– 3 ich wollte ans Meer
die Menschen teilen sich in die, die in die Berge wollen, und die, die ans Meer wollen. ebenso teilen sie sich in die, die sich nach der Apokalypse hinter der Turnhalle treffen und die, die sich vorm Rathaus versammeln. aber um die gehts hier nicht. es geht um das Meer…die See…
als mein Sohn vor 13 Jahren starb, nahm mich eine Freundin mit in den Urlaub. genauer gesagt hüteten wir beide (Lyrikerinnen) das Haus einer anderen Lyrikerin in St. Peter-Ording für 10 Tage. wir fütterten die Katze und achteten auf die Balkonkissen und ließen uns verzaubern von der Schönheit dieses Lebens. wir naschten schokolierte Zwiebackkrümel, aßen zum Frühstück Toastbrot mit Chocomac und machten der Katze jeden Tag eine Dose Thunfisch auf. wir streiften durch die Salzwiesen und suchten die größtmögliche Tragik in Wort und Schrift. es regnete viel. und die Tage waren so wundervoll leer.
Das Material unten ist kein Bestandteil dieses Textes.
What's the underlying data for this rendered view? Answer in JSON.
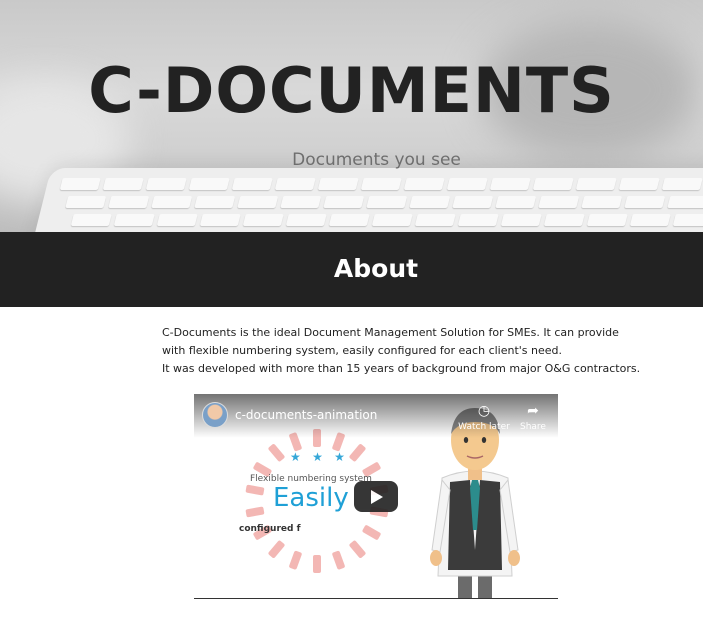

zurück zuhause fühlte ich mich, als würde ich mit einer Plastiktüte über dem Kopf leben. kein Wind. nichts. wie ein modriger Teich im Vergleich mit der Brandung an der Nordseeküste war hier die Luft. die Menschen sahen mich unfreundlich an, fand ich. und ich schleppte mich zurück in mein Leben als verwaiste Mutter.
seit dem war ich jedes Jahr wieder dort.
ich kannte schon vorher andere Küsten. die verspielte Klarheit des Wassers in einer türkischen Bucht, die Quallen vor Tunesien, die dichte Dünung vor Formenterra. ja, das Meer war immer toll. aber das lag nur am Wasser. an der Nordsee war es anders…
um in der Nordsee zu schwimmen brauchst Du den klaren Willen dies zu tun. Du musst Dich entscheiden, sonst tust Du es nicht. oder nur in dem Moment günstigster Kombination aus Gezeiten, Witterung und Gesundheitszustand. die Nordsee lässt Dich ganz schön blöd am Strand rumstehen mit Windgeschwindigkeiten um 30km/h und dem Wissen, dass es bei Wind nicht gesund ist, ins Schwimmbad zu gehen.
13 Jahre lang war ich jeden Sommer dort. im Regen. in Sonnenschein. in Stürmen. Kälte. Hitze. ich habe dem Wind entgegengehofft und unter den Regenwolken in der Brandung gestanden und tief in mir etwas gespürt, was ich nur dort fand: Stille.
…dieses Jahr fand ich noch mehr. ich fand das murmelnde Heranrollen der Flut. ich spürte das wärmende Leben im Wasser bei 17 Grad. ich sah die Stille in den Gesichtern älterer nackter Menschen in der Abendsonne. ich fand die Sehnsucht danach, ganz im Meer zu sein und mich auf diese Art mit etwas zu verbinden, was älter ist als ich. ich fand die Freiheit meiner Bewegung im Wind, in den Wellen ohne Badezeug. und ich fand das wohlige Gefühl von Sand auf meinem Rücken ohne scheuernde Stellen im Bikini.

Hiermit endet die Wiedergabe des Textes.